Last week, skoolboy wrote a series of posts about class size (see here, here, and here.)

I'll be celebrating the new year on Monday and Tuesday, so we'll meet again in 2008.

On Wednesday, Leonie Haimson of NYC's Class Size Matters will respond to skoolboy's posts. On Thursday and Friday, I'll take a look at the recently released NYC class size data.

In the meantime, check out skoolboy's top 5 education stories of 2007 here. Happy New Year, everyone!

2 comments:

jd2718 said...

Don't miss this. I could be wrong, but I think it matters.

Jonathan

La Maestra said...

I don't know if any research has been done on this, but I'd be interested in exploring whether any connection exists between class size and teacher recruitment and retention.

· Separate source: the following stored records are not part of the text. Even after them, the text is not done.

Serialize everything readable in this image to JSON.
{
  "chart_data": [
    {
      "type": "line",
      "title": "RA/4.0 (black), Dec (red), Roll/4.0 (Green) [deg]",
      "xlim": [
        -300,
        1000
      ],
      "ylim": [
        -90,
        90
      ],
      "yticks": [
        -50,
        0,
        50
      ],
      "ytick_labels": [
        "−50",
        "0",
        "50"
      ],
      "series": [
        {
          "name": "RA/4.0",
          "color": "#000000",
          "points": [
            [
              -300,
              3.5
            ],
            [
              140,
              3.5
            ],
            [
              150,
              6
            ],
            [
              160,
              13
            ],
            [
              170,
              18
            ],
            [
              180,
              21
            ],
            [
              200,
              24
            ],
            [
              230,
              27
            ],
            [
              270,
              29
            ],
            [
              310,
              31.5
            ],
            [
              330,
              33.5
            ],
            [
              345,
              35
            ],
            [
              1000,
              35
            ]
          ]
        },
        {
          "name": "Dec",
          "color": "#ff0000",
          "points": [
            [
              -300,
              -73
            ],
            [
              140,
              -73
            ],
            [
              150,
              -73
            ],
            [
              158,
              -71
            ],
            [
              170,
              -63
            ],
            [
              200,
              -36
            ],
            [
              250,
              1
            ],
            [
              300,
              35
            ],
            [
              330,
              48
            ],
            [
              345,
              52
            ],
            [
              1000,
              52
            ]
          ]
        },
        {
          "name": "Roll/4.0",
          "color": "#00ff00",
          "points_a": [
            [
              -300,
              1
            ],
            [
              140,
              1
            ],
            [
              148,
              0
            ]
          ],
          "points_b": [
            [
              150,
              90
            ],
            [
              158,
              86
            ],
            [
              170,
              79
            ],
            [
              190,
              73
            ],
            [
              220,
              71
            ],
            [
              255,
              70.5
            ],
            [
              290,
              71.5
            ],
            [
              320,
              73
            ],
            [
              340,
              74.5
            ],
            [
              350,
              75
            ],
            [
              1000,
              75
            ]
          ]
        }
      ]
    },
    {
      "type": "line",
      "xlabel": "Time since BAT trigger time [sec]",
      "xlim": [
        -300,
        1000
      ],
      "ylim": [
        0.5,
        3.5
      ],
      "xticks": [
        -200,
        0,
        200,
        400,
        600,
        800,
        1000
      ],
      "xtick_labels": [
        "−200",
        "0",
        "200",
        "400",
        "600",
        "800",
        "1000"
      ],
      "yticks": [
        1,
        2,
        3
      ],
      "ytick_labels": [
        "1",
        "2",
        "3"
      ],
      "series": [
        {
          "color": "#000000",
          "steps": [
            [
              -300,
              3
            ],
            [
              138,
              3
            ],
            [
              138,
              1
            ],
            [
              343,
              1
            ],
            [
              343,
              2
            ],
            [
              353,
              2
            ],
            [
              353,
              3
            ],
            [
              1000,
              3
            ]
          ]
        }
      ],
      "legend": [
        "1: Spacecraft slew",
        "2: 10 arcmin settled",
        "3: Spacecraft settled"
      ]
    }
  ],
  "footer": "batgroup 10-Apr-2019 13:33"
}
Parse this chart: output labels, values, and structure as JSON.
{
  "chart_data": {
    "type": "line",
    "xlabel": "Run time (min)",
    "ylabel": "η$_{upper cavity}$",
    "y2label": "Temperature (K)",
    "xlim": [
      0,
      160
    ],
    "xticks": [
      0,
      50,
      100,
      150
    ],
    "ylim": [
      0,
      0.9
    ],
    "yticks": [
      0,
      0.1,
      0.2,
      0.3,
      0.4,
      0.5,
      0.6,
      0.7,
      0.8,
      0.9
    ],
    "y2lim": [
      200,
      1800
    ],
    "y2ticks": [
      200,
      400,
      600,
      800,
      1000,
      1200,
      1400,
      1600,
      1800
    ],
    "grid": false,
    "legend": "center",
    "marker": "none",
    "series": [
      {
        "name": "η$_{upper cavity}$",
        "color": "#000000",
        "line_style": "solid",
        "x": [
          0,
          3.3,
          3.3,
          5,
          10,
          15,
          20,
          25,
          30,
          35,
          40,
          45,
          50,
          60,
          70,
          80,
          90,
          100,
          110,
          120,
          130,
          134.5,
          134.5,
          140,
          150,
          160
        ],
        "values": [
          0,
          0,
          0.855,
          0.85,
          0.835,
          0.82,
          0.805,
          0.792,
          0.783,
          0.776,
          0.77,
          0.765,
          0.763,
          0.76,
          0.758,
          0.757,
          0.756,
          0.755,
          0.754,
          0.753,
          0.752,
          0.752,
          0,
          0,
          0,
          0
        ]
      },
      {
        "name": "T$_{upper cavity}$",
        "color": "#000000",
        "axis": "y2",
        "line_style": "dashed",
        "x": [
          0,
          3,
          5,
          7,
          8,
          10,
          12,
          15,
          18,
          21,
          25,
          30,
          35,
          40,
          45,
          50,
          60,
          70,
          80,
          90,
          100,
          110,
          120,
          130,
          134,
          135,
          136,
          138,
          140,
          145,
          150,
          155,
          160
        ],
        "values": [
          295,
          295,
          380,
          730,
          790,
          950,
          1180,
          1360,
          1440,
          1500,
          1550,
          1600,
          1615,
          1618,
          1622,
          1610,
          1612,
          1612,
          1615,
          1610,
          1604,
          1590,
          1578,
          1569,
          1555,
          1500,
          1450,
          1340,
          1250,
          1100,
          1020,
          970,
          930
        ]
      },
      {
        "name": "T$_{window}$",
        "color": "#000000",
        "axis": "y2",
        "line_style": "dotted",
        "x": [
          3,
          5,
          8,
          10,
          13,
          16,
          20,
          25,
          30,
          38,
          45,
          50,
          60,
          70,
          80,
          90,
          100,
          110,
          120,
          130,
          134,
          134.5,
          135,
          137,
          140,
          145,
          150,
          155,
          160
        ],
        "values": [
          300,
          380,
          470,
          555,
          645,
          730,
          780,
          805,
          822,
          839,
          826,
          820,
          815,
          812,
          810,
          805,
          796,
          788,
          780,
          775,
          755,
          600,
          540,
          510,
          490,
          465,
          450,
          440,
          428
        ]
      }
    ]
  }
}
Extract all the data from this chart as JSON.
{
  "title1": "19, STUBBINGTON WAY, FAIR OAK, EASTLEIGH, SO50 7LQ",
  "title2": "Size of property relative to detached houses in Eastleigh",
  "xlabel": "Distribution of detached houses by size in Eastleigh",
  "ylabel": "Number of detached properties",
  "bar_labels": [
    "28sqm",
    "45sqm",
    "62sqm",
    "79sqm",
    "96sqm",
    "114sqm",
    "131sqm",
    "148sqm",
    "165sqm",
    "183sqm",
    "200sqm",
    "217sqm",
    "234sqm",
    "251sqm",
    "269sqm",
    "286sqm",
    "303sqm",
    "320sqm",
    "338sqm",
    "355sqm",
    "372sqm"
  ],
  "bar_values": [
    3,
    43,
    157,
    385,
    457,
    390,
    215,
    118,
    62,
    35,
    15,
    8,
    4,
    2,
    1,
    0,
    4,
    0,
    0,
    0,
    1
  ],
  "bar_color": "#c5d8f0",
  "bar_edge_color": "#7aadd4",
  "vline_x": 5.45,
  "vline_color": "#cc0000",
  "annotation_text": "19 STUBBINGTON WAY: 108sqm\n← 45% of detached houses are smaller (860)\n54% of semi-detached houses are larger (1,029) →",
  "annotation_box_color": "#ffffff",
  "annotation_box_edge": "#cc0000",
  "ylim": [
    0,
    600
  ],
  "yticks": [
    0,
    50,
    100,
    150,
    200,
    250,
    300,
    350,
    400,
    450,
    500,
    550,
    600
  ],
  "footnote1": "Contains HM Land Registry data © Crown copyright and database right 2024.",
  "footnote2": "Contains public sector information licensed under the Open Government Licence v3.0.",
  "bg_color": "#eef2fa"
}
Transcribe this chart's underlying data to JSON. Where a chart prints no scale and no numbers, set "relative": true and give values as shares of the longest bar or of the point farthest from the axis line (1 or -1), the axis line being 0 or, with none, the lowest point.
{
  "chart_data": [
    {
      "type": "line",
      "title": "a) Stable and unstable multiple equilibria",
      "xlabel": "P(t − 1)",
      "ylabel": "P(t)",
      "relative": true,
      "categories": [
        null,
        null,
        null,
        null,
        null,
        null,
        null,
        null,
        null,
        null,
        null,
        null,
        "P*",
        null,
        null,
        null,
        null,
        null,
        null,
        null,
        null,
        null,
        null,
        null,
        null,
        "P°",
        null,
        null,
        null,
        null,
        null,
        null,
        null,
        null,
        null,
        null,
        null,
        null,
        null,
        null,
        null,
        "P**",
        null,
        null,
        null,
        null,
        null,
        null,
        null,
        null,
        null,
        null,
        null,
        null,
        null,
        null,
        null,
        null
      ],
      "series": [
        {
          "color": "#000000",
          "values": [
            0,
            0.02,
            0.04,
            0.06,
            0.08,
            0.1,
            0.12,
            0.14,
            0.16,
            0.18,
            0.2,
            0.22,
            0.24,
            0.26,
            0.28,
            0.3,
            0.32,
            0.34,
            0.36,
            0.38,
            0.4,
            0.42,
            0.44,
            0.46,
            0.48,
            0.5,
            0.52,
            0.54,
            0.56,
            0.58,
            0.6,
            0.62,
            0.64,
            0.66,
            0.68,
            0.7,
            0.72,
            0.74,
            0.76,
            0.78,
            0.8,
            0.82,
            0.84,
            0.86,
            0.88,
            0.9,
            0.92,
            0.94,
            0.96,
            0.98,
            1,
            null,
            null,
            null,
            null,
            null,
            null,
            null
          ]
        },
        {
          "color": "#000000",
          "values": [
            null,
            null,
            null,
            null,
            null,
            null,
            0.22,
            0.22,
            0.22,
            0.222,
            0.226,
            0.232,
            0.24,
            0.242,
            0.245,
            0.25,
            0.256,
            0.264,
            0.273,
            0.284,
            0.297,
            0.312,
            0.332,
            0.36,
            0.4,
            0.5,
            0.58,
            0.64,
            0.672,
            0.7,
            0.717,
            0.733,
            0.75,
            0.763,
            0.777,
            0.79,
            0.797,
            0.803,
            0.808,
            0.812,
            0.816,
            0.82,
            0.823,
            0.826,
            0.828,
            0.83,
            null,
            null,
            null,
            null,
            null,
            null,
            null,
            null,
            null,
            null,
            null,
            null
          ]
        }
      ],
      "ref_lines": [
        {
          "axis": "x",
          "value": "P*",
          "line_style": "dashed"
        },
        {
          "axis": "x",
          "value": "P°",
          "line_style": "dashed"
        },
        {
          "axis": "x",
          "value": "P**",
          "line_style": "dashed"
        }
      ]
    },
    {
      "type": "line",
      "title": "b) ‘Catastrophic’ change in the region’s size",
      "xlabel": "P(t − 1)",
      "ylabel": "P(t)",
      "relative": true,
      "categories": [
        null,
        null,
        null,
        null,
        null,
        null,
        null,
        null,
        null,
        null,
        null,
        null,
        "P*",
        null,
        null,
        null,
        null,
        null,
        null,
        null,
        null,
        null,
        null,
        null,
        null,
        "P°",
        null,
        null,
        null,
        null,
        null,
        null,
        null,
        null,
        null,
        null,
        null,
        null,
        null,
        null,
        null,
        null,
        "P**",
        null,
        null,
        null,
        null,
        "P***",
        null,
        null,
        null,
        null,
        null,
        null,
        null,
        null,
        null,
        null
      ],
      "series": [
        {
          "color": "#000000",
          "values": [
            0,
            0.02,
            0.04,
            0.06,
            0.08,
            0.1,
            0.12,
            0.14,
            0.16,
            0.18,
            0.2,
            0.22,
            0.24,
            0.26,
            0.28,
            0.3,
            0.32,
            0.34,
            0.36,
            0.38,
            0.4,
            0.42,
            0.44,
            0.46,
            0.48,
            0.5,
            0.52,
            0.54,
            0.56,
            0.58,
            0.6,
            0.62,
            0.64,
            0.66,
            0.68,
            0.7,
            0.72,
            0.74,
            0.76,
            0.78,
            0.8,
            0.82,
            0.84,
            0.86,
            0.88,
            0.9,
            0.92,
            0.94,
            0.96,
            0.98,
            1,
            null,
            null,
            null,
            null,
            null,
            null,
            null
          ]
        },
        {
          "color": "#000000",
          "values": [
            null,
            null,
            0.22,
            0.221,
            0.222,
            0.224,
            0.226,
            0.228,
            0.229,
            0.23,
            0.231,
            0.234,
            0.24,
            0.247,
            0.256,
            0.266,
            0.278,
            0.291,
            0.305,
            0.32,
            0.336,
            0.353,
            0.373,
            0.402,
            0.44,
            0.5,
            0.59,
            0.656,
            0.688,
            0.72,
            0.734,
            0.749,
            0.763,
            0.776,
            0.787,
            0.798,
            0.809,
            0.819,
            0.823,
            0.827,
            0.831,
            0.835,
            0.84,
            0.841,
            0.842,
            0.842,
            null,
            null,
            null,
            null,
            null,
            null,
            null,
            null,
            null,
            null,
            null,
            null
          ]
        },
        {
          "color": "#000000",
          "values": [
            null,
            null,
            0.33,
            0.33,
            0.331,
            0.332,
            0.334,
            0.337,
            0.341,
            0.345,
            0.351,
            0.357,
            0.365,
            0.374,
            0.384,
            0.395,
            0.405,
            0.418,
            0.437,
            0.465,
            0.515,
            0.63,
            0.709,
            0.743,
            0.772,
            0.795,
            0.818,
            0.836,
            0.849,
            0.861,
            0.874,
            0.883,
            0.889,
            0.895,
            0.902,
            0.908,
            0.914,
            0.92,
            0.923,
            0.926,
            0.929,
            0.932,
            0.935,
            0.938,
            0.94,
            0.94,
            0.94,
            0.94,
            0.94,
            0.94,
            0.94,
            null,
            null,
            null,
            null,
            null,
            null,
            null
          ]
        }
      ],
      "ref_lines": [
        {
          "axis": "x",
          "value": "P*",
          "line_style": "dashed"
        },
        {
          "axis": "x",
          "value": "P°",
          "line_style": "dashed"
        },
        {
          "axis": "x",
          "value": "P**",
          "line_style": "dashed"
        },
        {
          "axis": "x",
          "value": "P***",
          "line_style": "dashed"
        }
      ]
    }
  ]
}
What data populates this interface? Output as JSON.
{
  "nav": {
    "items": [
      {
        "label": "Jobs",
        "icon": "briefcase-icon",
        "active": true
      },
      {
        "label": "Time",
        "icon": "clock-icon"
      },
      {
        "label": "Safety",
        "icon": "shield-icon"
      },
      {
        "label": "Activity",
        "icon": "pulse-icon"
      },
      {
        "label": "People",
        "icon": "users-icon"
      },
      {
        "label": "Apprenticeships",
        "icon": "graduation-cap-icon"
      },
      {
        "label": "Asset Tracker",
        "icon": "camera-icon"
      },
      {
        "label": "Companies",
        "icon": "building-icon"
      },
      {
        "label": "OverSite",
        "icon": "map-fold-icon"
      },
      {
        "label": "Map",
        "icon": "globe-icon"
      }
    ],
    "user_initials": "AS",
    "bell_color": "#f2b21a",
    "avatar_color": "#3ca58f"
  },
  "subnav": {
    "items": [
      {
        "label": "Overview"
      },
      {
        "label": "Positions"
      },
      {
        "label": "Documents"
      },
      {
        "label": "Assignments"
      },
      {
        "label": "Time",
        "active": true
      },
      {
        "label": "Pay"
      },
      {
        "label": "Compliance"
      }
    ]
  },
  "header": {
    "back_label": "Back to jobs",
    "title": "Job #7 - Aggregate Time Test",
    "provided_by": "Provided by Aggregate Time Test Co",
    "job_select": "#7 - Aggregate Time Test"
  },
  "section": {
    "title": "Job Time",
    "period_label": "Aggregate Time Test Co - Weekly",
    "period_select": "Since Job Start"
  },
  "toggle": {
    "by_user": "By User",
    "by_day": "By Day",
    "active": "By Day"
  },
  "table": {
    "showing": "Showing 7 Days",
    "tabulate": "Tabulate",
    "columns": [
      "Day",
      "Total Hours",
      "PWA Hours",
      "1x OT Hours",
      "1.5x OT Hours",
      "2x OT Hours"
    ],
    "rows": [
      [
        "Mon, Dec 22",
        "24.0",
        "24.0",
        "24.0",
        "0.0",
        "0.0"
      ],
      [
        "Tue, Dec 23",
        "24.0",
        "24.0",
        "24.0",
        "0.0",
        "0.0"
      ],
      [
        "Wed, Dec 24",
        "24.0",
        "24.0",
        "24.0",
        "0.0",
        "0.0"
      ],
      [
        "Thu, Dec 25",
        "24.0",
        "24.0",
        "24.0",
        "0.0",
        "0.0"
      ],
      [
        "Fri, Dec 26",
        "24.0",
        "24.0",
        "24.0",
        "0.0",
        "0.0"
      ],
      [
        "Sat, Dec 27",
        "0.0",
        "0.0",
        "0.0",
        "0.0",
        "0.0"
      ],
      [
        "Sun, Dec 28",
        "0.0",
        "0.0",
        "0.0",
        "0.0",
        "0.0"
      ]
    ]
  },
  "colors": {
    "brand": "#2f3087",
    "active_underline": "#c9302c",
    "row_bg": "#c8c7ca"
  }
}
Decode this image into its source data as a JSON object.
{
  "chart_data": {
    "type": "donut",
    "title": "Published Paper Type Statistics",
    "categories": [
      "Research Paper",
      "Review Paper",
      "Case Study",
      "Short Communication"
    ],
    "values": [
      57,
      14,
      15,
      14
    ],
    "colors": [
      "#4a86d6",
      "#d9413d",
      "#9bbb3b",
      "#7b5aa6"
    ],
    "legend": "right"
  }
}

I taught 4th grade in California for five years, and I had 32 students in my class. If I had taught 3rd grade, my class size would have been limited to 20, and I think my job would have been easier - fewer papers to grade in each batch, fewer students to differentiate for, simply fewer students to think about. Plenty of peers in my credential program in CA wanted to teach in grades K-3 because they would only have 20 students. While I think class size reduction probably does have benefits for student learning, I think it also makes teachers' jobs somewhat more manageable and might have long-term effects of what grade teachers want to teach and how long they stick with teaching. (Obviously, when class size reduction is initially implemented it caused lots of teacher recruitment problems in CA, but now more than 10 years later, I'd think connections between class size and teacher recruitment/retention could be studied without the initial challenges interfering with the data.) I'd love to know if there's any research in this area.